The privacy settings are pretty straightforward. You can have private pads, pads that are open to anyone with the link, or public pads. It is possible to un-invite folks, so if you have a team member leave the company, they can be removed from each pad.

You can also create collections of pads, which makes it easy to collect and share documentation or other materials without having to slap everything into one pad.

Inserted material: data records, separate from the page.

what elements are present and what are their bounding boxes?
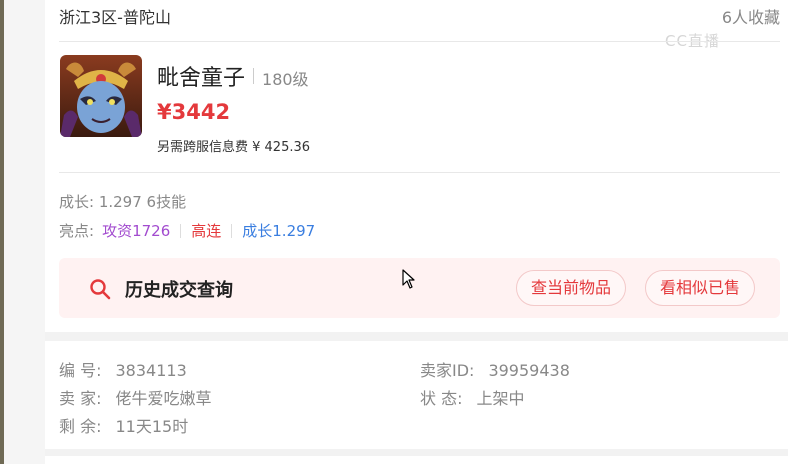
status-value: 上架中 bbox=[476, 389, 525, 408]
history-title[interactable]: 历史成交查询 bbox=[125, 276, 233, 302]
item-name: 毗舍童子 bbox=[157, 66, 246, 91]
status-label: 状 态: bbox=[420, 389, 463, 408]
growth-info: 成长: 1.297 6技能 bbox=[59, 193, 187, 211]
seller-label: 卖 家: bbox=[59, 389, 102, 408]
cursor-icon bbox=[402, 269, 416, 293]
avatar[interactable] bbox=[60, 55, 142, 137]
highlight-tag: 攻资1726 bbox=[102, 222, 171, 240]
seller-row: 卖 家: 佬牛爱吃嫩草 bbox=[59, 385, 212, 409]
check-current-item-button[interactable]: 查当前物品 bbox=[516, 270, 627, 306]
id-label: 编 号: bbox=[59, 361, 102, 380]
server-name: 浙江3区-普陀山 bbox=[59, 8, 171, 27]
remaining-label: 剩 余: bbox=[59, 417, 102, 436]
remaining-value: 11天15时 bbox=[115, 417, 189, 436]
name-level-separator bbox=[253, 68, 255, 84]
item-price: ¥3442 bbox=[157, 100, 231, 124]
id-row: 编 号: 3834113 bbox=[59, 357, 187, 381]
seller-value: 佬牛爱吃嫩草 bbox=[115, 389, 212, 408]
avatar-image bbox=[60, 55, 142, 137]
search-icon[interactable] bbox=[89, 278, 111, 304]
seller-id-label: 卖家ID: bbox=[420, 361, 475, 380]
cross-server-fee: 另需跨服信息费 ¥ 425.36 bbox=[157, 140, 311, 155]
id-value: 3834113 bbox=[115, 361, 187, 380]
highlights-label: 亮点: bbox=[59, 222, 95, 240]
left-gutter bbox=[4, 0, 45, 464]
info-card: 编 号: 3834113 卖家ID: 39959438 卖 家: 佬牛爱吃嫩草 状 态… bbox=[45, 341, 788, 449]
view-similar-sold-button[interactable]: 看相似已售 bbox=[645, 270, 756, 306]
seller-id-row: 卖家ID: 39959438 bbox=[420, 357, 570, 381]
divider bbox=[59, 172, 780, 173]
remaining-row: 剩 余: 11天15时 bbox=[59, 413, 188, 437]
highlight-tag: 成长1.297 bbox=[242, 222, 316, 240]
divider bbox=[59, 41, 780, 42]
favorites-count[interactable]: 6人收藏 bbox=[722, 4, 780, 28]
status-row: 状 态: 上架中 bbox=[420, 385, 525, 409]
history-panel: 历史成交查询 查当前物品 看相似已售 bbox=[59, 258, 780, 318]
item-level: 180级 bbox=[262, 70, 309, 89]
next-card bbox=[45, 456, 788, 464]
listing-card[interactable]: 浙江3区-普陀山 6人收藏 CC直播 毗舍童子 180级 ¥3442 另需跨服信… bbox=[45, 0, 788, 332]
seller-id-value: 39959438 bbox=[488, 361, 570, 380]
highlight-tag: 高连 bbox=[191, 222, 222, 240]
highlights: 亮点: 攻资1726 高连 成长1.297 bbox=[59, 220, 325, 241]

Want to bail on Hackpad? Unlike Tomboy, Hackpad is not open source. But they do allow you to grab all of your pads as a zip file. Unzipped, you get pretty standard (if unpleasantly formatted) HTML. So there's not too much concern about lock-in, since it shouldn't be ridiculously difficult to import Hackpads into a different wiki.

Evolution of Hackpad

The Dropbox integration is an interesting idea, but it doesn't quite work flawlessly just yet. You're supposed to be able to attach a file from Dropbox by typing "@filename," but in my testing of Hackpad it didn't find many of the files I wanted to attach. With any luck, this is a feature that they'll have worked out before too long.

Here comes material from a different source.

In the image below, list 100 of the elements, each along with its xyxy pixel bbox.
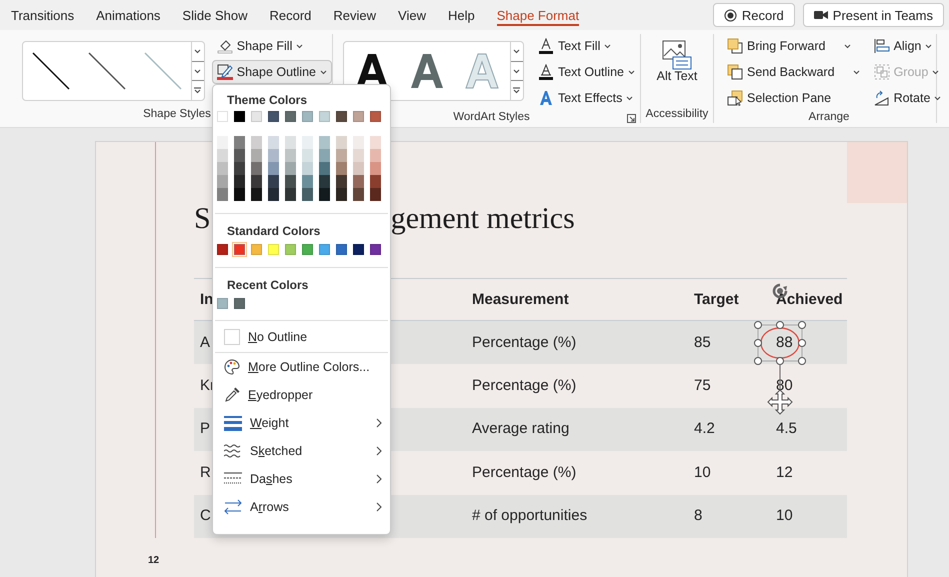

I like Hackpad enough that I'd be more than happy to pay for an account, if only I could. Right now they have a sign-up to get into a limited test for Pro accounts, but you can't just sign up for one and offer the company some money. Here's hoping they'll have that bug fixed pretty soon. The Pro accounts should allow companies to sign up with their own address (like "yourcompany.hackpad.com") and import MediaWiki and Google Sites Wikis. The Pro accounts will also come with admin tools and 24/7 support.

If you need a lightweight collaboration tool, or just a personal wiki, I'd recommend checking it out. The tour of Hackpad is the best place to start.